Sarah had her eyes closed. “The carved repeating knots. Letters. I thought they were ornamental. They reminded me of an Arab device.”

“Yes,” Jake agreed. “And you made nothing of them, and neither did I, Your Majesty. Only Uris and Yedera had both been emphatic that the stones atop Irra-Zostim recorded stories, so when I saw the repeating knots ascending in circles around those stones . . . .” As he spoke, he looked up at the top of the mound, and saw files of chained prisoners being led up for sacrifice, one by one.

“You put two and two together and made four.” Cal shook his head. “I’d ne’er a seen it, Jake.”

“Or maybe I put three and three and four together and made seven.”

Alzbieta gasped.

So he was right. He permitted himself a smile.

“That’s a bit cryptic, Sergeant,” Bill said.

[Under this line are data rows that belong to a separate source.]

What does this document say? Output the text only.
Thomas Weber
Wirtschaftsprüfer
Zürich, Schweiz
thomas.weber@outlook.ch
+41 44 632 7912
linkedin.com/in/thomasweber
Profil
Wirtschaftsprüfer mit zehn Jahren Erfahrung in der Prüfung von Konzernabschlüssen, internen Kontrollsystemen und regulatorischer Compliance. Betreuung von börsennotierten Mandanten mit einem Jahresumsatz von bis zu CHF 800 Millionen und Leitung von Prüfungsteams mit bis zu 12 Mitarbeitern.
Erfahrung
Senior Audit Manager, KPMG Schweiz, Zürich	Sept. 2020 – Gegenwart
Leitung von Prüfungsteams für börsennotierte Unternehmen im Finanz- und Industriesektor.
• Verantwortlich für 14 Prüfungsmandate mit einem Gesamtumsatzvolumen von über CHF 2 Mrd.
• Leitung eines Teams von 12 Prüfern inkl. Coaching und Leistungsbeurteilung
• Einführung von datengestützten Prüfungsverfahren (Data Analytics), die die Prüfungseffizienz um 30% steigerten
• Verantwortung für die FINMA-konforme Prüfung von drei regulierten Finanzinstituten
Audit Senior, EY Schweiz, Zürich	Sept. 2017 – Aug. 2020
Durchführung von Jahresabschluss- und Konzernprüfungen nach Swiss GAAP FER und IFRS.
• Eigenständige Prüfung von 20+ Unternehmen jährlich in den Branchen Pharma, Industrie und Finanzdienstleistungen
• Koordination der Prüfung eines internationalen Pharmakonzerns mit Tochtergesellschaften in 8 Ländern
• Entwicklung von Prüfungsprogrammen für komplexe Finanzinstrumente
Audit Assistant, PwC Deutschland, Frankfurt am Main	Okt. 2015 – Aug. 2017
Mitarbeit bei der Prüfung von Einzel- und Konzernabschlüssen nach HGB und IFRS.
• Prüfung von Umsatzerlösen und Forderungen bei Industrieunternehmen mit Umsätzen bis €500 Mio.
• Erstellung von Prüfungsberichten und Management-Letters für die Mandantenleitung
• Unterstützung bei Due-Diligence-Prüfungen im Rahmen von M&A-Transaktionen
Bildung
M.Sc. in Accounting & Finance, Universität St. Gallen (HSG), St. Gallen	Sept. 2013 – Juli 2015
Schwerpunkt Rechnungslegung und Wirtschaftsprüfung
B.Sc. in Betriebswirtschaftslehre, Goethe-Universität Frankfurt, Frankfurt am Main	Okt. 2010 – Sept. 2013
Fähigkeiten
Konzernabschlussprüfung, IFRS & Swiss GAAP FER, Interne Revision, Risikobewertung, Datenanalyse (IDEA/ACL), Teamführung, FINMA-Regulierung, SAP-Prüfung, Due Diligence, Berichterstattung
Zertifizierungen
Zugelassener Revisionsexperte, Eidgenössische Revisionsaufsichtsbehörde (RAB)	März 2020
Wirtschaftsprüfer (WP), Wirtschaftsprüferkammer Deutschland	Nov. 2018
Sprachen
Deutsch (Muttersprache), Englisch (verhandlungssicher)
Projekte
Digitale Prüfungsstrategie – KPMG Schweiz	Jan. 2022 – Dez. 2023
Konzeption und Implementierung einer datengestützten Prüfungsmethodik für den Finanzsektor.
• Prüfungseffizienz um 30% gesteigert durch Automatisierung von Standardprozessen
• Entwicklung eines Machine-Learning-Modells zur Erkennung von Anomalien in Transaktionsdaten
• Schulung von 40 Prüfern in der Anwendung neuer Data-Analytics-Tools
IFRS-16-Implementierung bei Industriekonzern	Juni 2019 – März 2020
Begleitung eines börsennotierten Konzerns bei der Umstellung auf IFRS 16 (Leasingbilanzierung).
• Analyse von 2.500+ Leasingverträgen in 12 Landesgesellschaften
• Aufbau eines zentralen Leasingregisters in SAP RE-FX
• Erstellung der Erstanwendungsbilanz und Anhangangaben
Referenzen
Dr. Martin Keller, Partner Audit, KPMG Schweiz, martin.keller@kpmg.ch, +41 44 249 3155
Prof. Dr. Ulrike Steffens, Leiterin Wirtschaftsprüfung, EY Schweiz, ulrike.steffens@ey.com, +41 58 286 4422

Jake collected the cards from the others and pocketed them again. “I think you’ll find that one key to the library’s organization is simply writing. There are ten rooms, and ten characters representing consonants in Ophidian writing. Depending on which side of the line you place the letter, it belongs to Eve or to Adam. So my first guess would be that each room is marked by one of those characters, and is meant to contain writings whose title, or perhaps subject, begins with the Eve-Adam pair.”

Uris laughed out loud. “Where did you find this fellow, Your Majesty? I’d like another dozen like him.”

“I don’t think there are a dozen like him,” Sarah murmured.

“But there may be another organizational key,” Jake said, “and it’s suggested by the layout of the rooms.”

“Three rows of rooms,” Sarah said. “A row of three on each side, and a row of four in the middle.”

“Which makes ten rooms,” Jake said. “And that matches the alphabet. On the other hand, you will have noticed, as I have, that the Eldritch seem to like everything in sevens.”

“Not everything,” Cal said. “They count by twelve.”